Saturday, February 13, 2016

I Can Dance If I Want To

A very....very drunk lady once told Dennis and I that we were wonderful dancers. She said this as she tripped and lurched off the dance floor of a Christmas party we were at.  Now if you know me you know I am not a graceful person.  I trip without the added help of any chemical enhancement, I stub toes, I am awkward.  It's a fact.  But in my head and heart I can dance.

I was perusing Facebook posts this morning and ran across a one regarding a sculpture exhibition and the tag line was visual poetry. I like that notion. That's exactly how I see dance,  how I see art. Words for me too dance in my head. I'm very visual.  Even if the images are only in my minds eye, they are real and concrete for me. When I hear music I dance inside. When I read words my brain dances.  When I see beauty my head and heart dance.  I suppose it sounds a bit weird but it's just the way I am. 

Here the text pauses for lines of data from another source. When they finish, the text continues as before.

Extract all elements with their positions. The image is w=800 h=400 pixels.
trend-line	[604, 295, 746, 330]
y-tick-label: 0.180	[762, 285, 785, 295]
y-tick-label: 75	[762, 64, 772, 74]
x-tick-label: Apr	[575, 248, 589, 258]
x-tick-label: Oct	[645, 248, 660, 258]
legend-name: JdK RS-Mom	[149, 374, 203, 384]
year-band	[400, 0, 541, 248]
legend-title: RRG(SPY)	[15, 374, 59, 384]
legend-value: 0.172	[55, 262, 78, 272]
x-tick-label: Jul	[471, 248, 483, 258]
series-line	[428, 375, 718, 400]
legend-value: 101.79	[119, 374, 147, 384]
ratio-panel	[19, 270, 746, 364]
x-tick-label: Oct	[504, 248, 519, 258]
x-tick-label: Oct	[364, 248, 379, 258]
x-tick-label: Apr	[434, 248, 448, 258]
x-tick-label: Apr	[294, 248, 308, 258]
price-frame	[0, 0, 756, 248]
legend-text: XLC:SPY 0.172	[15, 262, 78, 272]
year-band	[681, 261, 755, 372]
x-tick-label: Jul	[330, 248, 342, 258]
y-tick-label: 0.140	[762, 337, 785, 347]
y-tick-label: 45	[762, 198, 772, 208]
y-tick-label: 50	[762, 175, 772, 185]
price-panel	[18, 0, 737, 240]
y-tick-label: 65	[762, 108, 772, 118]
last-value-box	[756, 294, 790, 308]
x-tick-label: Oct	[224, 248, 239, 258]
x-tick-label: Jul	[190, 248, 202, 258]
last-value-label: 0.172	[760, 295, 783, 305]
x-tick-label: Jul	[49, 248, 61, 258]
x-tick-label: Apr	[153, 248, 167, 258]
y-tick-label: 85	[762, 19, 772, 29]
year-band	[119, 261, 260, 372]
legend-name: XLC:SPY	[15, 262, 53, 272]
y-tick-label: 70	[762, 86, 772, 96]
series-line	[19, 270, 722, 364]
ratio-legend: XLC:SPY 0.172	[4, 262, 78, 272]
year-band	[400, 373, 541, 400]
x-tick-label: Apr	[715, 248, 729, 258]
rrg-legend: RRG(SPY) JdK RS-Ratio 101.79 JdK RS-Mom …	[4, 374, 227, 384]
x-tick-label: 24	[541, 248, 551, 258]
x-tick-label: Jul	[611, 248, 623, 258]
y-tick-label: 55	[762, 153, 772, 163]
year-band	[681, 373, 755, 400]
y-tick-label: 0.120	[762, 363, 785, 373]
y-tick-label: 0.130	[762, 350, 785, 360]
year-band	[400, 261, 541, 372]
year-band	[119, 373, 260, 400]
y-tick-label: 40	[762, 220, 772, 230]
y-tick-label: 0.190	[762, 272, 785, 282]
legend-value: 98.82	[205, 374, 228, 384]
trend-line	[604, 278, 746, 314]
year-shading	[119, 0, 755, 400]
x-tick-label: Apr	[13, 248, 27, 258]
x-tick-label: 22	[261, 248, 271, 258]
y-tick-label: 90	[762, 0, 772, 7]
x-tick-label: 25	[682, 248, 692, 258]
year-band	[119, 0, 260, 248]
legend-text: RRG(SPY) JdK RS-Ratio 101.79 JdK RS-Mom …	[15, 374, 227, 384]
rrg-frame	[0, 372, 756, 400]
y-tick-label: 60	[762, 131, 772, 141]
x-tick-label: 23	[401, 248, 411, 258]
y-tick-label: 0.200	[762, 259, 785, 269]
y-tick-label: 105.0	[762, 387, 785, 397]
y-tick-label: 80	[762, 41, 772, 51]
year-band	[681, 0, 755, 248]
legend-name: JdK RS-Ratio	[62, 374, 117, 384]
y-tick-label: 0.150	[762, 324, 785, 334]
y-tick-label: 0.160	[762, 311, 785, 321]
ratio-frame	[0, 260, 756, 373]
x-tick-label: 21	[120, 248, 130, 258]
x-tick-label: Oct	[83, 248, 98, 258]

I was considered a weird quiet kid because of it. I probably come off as a pretty odd adult too. Someone told me the other day that I was a really quiet person.  I don't think I am. Maybe with a new group.  But I do admit I'm in my head a lot.  I think if people knew half the stuff that was swirling and pirouetting through my head at any given time they'd think I was more than a bit odd.

My favorite thing to do is go on a long drive. I am allowed to simply absorb the world around me as I go by and let loose my brain to make all the complex steps that my feet will never complete. Present,  past and future all intermingle with the  real and fantasy world of thought and I can dance. That eventually ends up somewhere on a glowing screen or paper. Sometimes a canvas.  One day I hope to finally get a true clear image across of the ballet in my brain.  I don't know if that's egotistical.  I don't mean it in a condescending way at least.  There's just so much beauty to take in around us, even in the quiet sadness,  anger and strife at times.  Like this whole big choreography is looping around us in visual poetry.  I want to share that.

Okay I'll stop here. Before I come off too odd. I'll just leave with the thought that maybe everyone ought to stop for a moment each day to dance. If only in their head.